Feb 2, 2021Jerry Mills: Machines, conventions and other farm tidbits
Editor’s note: Jerry Mills has written Notes from the Farm for Vegetable Growers News for the past 17 years. This column is a look back at one of his first columns, written in March 2004. To appreciate more of Jerry’s chronicalization of the industry from his unique perspective, purchase a copy of his book, “Notes from the Farm,” by going online to bit.ly/fgn-farm.
Have you noticed that most successful farmers are good with machinery? It must have gotten into the farmer gene pool sometime in the early 1800s.
One hundred-fifty years ago, farmers were big exhibitors at agricultural expositions in Illinois. They liked to show their prized cattle and inventions. The tradition has evolved, but we still see an occasional farmer pitching his invention.
(As a side note, as soon as railroads came in, in the 1850s, they began offering free transportation to exhibitors who wanted to show at the fairs. The catch was that exhibitors only had free transport during the fair. To get there early, or stay late, they had to pay.)

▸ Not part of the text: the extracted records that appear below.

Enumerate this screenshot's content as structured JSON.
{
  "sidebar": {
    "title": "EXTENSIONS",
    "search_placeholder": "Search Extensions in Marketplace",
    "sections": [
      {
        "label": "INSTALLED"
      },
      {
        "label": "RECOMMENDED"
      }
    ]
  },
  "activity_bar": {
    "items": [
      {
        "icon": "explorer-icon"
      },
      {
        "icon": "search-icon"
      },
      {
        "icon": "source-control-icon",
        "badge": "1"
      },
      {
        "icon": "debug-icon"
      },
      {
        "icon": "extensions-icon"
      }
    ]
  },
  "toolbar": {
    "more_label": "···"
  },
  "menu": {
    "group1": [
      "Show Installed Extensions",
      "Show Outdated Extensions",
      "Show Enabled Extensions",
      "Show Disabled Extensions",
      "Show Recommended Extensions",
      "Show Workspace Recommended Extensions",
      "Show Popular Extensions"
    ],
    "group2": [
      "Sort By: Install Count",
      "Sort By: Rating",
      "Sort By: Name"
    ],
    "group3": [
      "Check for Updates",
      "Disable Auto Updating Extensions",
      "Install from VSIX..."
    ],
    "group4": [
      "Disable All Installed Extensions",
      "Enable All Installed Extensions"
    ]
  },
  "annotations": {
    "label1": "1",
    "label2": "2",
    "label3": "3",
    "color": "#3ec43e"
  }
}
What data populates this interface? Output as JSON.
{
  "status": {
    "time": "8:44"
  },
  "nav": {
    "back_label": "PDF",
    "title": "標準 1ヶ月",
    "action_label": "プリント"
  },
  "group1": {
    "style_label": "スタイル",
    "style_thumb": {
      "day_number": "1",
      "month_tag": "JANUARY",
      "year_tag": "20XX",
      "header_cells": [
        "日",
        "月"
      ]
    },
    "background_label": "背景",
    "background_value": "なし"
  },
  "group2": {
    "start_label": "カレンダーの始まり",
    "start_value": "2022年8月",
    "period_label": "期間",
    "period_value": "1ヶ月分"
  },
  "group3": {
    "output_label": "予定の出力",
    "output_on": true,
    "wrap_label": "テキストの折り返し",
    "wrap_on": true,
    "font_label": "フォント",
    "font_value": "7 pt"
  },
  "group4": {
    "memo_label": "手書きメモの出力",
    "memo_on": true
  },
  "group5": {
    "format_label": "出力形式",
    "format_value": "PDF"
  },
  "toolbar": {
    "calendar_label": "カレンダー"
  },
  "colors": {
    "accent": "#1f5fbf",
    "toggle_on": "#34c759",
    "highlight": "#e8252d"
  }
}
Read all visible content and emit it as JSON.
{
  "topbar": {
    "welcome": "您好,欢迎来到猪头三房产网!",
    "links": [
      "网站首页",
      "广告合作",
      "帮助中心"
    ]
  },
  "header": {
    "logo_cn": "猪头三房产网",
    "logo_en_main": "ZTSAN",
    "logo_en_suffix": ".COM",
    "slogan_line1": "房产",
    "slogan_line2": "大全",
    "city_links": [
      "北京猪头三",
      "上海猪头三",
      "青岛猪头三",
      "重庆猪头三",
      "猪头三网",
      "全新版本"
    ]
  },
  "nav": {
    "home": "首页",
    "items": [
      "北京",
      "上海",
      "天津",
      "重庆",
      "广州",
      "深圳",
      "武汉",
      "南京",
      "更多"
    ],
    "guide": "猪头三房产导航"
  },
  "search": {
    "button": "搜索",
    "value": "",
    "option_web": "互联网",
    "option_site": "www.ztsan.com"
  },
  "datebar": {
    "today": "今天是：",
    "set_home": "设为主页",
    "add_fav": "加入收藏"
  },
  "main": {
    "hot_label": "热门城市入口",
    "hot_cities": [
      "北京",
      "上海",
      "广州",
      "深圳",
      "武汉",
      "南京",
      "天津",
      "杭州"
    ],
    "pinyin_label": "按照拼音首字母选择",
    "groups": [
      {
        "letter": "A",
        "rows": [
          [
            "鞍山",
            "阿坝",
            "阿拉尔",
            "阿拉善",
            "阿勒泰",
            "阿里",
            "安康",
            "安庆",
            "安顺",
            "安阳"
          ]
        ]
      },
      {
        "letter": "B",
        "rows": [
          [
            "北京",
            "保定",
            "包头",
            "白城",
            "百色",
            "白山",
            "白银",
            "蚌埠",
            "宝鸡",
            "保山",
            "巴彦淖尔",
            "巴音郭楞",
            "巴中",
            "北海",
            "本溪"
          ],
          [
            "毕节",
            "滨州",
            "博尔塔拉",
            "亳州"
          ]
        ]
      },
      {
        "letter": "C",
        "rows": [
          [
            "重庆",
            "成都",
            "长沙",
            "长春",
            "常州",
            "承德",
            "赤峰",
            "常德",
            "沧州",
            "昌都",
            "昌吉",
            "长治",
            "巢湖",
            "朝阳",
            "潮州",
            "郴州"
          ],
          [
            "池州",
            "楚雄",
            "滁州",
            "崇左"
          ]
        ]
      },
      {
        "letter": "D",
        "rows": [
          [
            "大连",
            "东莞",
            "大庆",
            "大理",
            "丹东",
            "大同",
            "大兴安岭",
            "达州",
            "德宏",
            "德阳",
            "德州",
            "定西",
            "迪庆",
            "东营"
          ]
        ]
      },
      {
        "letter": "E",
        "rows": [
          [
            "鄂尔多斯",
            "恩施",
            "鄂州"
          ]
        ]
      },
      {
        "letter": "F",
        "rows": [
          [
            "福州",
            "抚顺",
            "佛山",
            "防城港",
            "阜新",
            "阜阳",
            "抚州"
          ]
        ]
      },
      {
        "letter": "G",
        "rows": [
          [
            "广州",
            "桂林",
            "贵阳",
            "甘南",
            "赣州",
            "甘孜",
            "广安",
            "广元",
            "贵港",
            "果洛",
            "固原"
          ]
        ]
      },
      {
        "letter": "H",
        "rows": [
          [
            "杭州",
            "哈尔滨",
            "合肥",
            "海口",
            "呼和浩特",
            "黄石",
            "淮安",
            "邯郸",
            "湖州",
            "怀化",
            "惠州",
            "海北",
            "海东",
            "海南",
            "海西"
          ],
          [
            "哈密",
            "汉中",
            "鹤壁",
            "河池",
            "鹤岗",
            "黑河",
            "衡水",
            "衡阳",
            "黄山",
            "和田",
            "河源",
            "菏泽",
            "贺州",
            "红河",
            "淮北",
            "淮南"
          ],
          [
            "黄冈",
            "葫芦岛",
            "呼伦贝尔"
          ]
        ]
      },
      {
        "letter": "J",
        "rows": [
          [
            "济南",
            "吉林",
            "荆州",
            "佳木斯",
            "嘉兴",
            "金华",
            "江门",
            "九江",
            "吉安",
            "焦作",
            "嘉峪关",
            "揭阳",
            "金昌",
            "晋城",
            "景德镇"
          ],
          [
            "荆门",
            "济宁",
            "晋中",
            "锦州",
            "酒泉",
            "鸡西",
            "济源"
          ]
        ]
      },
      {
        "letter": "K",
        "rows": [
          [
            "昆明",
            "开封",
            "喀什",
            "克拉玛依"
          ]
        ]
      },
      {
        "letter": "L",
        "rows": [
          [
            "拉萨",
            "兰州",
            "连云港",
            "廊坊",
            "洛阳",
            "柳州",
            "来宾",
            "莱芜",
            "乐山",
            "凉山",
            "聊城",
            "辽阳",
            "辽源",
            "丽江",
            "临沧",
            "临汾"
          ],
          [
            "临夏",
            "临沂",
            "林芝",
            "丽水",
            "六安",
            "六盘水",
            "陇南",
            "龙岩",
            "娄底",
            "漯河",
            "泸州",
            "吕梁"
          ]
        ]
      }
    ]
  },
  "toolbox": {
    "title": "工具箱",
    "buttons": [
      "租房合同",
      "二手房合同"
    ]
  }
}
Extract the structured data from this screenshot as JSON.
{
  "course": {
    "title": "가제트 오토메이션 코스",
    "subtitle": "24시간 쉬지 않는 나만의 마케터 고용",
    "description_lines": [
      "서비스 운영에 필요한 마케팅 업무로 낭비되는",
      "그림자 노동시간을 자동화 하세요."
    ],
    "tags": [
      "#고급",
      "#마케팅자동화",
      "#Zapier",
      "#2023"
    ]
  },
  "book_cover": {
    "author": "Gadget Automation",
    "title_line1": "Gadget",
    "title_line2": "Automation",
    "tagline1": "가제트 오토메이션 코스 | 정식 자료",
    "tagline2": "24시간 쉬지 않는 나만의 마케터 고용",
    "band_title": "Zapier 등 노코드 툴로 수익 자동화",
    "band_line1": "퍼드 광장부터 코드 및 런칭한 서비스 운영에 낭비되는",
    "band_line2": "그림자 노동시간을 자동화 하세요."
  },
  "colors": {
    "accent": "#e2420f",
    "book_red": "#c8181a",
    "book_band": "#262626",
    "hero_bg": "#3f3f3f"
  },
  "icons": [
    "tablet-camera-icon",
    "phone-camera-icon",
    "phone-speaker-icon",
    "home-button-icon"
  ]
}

It probably is no accident that the farm machinery industry developed in the northern states. The North did not have a ready supply of workers, and I suspect women folks got tired or wore out trying to produce the work force. Mechanical help was the answer.
Here in the Midwest it is not unusual to see one man and his wife farming thousands of acres. I know a couple that farm 1,500 to 2,000 acres by themselves. In the spring, she tills and he plants, then later she combines and he hauls the grain. The women would probably say that this is a better way to get the
New age machines
Technology now exists to send a tractor to the field and let it work without a human on board. Think of the advantages! Spraying at optimum times regardless of day or night, working around the clock and when it is inconvenient for humans. One automated tractor could take the place of one or more regular tractors – and their drivers. The possibilities are endless.
My tractor would have a cab, however, and I would ride in it. In fact my cab would be so big I could stretch out and relax, have a workstation with a computer, a library shelf and maybe even a hotplate, refrigerator and toilet, and of course, a plasma TV. The neighbor says his would just have a bed and a wet bar.
It would be fun just riding along without having to actually drive anything. Such a machine would be worth a lot of extra money just because of the efficiencies and convenience it would provide the opportunity to get out of the house without really working.
If the wife complained that I never took her any place I’d let her ride in the jump seat.
I hope somebody builds one before I am too old to crawl into the cab.
I love ’em! They provide a chance to learn new things, see old friends, make new ones and get away from the humdrum routine.
This year at the Illinois Specialty Growers Conference, I met a bright young fruit grower from Michigan who also publishes three trade newspapers. He didn’t appear to be much over 30 years old and already he is making an impact on agriculture. It gives me hope for the future. His name is Matt McCallum.
Some people say they cannot be bothered with going to meetings. Too much trouble. Too expensive. Waste of time. I don’t agree. I never went to a meeting of any kind that I didn’t pick up a useful idea. The only problem is I forget it by the time we get home. This year I took the kids so they can remember for me.
One of the great things about our industry is people’s willingness to share information. Sometimes fellow growers can teach as much as the university people, with fewer words. We need more of this information exchange to counter overseas competition.
Two cures for forgetfulness
About once a year, I used to lose my wallet. Not permanently, but for a week or two until someone stumbled onto it. In the meantime, I drove without a license, without credit cards and wondered how much money was gone.
As a gag, one of our employees gave me a truck driver’s wallet, a big one with a chain and belt loop. I wasn’t too impressed.
Recently, I ran across it and decided to use it since my old wallet was worn out. By golly, I haven’t lost my wallet since! It may look silly with a suit, but I haven’t lost it!
Car keys are a different matter. I used to lose them several times a day. One day I saw a double-ended harness thingy in the store. A light came on. Now it hangs from the wallet loop most of the time with the keys on it. Besides giving comfort knowing they aren’t lost, they free up my mind for more serious matters – like lunch.
Speaking of lunch
We always offer lunch to anyone who was working at the farm during mealtime. We first did it because I couldn’t eat comfortably in the presence of helpers who had no lunch. Then I learned that feeding at the farm kept workers closer when we needed them to work.
Good lunches during a busy market day are neat. Since we seldom have time for everyone to eat together, it adds to the drama of the day if people are rushing in to gulp down a few bites before going back to the trenches.
A “good” lunch would be a big pan of lasagna. A more ordinary one is spaghetti or pizza. In a pinch, we’ll dig out some brats and buns, and if all else fails, there is a loaf of bread in the freezer and peanut butter and jelly on the back shelf.
For dessert, there are usually homemade cookies on hand and, with any kind of luck, a pie that needs to go away. Don’t get any ideas and stop by during the offseason, though, you’ll go hungry.